Der Fall des Kinderschänders Thomas B. sorgte im Juni 2016 für Konsequenzen auf Beamtenebene: Der Mann war aus der Sicherungsverwahrung entlassen worden, weil die Justizvollzugsanstalt (JVA) Fuhlsbüttel ihm nicht rechtzeitig eine Therapie angeboten hatte. Der Anstaltsleiter musste daraufhin seinen Posten räumen, die Opposition sprach von einem „Bauernopfer“.

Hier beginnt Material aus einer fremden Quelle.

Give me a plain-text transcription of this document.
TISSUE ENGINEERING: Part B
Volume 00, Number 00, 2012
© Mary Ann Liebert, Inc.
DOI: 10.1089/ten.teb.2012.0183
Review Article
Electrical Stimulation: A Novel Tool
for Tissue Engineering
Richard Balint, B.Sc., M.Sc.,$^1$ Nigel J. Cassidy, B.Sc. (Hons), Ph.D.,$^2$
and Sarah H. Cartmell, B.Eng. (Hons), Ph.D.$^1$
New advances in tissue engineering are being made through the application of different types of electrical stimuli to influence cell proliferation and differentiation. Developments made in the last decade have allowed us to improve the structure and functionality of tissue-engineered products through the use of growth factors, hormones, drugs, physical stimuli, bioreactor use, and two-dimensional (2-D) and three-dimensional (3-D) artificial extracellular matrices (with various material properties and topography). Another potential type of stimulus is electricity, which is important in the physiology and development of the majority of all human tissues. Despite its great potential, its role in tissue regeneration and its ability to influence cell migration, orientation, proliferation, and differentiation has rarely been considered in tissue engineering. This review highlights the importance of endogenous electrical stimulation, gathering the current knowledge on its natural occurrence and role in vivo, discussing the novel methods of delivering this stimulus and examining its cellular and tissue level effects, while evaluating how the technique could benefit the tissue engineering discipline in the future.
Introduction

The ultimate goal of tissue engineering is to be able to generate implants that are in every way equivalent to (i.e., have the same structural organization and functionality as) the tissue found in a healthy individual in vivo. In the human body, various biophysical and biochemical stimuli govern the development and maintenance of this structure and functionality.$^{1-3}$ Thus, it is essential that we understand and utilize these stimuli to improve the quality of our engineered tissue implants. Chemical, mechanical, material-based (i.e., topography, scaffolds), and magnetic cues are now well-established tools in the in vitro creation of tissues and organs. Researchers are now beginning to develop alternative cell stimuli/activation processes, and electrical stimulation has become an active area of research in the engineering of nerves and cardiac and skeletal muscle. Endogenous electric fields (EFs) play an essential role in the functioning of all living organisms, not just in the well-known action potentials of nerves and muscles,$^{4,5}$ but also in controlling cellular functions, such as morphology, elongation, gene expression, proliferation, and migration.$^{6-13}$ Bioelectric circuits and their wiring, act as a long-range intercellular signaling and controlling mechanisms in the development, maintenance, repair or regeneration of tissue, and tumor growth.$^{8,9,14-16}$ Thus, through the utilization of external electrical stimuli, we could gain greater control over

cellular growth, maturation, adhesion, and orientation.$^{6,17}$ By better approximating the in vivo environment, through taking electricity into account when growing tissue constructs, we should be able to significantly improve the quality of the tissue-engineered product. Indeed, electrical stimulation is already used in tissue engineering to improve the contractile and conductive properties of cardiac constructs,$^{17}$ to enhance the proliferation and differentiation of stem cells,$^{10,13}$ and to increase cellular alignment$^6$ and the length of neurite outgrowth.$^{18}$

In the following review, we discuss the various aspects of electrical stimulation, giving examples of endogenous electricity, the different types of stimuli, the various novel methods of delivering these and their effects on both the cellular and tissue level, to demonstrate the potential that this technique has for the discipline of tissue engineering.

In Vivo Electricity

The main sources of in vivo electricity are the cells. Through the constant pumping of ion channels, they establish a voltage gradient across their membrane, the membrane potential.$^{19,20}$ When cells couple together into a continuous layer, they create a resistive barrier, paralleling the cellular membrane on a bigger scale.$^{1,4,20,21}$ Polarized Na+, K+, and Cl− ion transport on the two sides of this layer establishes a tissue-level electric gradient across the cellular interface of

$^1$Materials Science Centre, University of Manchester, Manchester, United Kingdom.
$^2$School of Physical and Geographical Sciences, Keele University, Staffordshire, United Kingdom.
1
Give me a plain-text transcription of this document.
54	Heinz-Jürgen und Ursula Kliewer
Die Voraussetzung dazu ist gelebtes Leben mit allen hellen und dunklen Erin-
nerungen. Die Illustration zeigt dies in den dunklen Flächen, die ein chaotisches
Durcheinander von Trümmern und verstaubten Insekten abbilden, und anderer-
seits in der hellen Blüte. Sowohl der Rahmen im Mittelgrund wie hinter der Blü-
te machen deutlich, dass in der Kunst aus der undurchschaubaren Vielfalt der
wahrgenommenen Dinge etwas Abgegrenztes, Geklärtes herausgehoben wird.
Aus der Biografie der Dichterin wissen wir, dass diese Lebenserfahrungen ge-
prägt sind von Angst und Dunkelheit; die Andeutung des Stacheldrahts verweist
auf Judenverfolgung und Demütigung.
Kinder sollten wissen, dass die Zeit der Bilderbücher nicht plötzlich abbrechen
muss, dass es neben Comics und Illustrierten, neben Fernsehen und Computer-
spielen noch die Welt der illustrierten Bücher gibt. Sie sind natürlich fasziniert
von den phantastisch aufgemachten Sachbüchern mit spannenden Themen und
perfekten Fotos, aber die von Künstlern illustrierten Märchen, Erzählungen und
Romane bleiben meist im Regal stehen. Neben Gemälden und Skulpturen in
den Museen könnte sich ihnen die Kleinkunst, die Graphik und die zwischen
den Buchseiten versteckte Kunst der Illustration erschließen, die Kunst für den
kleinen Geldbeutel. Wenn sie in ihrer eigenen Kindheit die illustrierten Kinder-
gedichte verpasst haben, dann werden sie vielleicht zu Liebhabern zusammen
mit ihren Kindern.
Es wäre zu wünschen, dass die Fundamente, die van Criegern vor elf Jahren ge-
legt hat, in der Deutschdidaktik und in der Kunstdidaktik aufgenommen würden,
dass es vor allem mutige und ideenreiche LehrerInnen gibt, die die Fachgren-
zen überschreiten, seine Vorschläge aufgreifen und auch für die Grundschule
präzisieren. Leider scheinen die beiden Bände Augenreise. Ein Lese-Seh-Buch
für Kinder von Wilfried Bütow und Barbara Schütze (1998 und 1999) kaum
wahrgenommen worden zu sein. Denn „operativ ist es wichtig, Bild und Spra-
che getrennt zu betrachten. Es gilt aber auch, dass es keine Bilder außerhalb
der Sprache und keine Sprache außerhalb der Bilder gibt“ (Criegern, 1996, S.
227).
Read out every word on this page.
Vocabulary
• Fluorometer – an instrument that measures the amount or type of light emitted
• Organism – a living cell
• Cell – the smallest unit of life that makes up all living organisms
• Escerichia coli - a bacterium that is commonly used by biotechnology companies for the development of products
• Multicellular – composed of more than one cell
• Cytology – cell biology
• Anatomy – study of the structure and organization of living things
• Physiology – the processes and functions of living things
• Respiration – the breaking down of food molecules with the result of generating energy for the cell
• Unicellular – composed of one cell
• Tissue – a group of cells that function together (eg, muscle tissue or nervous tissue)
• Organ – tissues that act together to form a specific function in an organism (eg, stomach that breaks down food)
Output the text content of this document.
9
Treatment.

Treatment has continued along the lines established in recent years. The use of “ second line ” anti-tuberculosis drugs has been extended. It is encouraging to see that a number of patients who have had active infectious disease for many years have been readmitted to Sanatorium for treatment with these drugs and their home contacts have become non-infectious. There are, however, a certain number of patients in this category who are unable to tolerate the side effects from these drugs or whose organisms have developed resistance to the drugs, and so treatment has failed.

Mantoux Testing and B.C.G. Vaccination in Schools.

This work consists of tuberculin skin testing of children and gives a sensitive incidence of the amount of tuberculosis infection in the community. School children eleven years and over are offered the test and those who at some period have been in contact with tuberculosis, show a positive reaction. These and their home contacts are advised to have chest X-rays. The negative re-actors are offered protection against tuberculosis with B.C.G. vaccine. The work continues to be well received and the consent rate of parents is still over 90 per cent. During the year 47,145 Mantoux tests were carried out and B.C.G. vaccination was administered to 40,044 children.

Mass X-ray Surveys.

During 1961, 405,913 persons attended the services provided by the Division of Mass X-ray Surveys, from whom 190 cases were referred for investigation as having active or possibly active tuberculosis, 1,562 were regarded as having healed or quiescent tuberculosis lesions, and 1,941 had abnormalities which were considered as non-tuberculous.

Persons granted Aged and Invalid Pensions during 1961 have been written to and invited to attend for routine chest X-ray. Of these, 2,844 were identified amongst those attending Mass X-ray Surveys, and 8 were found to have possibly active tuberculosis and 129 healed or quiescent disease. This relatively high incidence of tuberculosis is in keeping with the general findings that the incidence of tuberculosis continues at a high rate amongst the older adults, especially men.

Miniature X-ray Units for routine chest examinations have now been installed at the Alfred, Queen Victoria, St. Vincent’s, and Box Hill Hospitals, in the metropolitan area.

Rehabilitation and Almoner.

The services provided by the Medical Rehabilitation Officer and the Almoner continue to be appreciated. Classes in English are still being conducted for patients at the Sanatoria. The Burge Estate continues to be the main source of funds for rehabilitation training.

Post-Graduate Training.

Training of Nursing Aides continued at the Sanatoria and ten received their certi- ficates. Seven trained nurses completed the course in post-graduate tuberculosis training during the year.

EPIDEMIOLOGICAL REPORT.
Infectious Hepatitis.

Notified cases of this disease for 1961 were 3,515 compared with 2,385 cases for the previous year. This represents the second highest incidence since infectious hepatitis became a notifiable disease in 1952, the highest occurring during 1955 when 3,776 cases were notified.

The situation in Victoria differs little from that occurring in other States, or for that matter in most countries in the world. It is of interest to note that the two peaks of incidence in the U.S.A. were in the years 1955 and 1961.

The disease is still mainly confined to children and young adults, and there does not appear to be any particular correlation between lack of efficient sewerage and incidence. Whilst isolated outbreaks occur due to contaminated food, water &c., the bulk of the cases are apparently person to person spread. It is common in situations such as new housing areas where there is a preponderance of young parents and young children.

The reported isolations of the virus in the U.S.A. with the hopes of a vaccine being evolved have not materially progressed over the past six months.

Senator vor Justizausschuss
Als ob das alles nicht reichte, folgte im September 2016 der Alarmbrief eines Mitarbeiters der JVA Fuhlsbüttel. Motto: „Von Sicherheit kann in dieser Anstalt keine Rede sein.“ Steffen hat die Ausbildungszahlen für Vollzugsbedienstete nach Jahren des Stillstands wieder hochgefahren. Von 2018 an soll die Zahl der Auszubildenden auf 100 pro Jahr erhöht werden. Trotzdem hat die Opposition längst den Begriff von der „Krisenleitstelle Steffen“ geprägt.
Inwieweit der Fall Chris Z. Steffen politisch schaden kann, hängt zunächst von den weiteren Ermittlungen der Staatsanwaltschaft ab. Am 24. Februar steht der Senator im Justizausschuss Rede und Antwort. Der Prozess gegen Chris Z. wird am Montag fortgesetzt.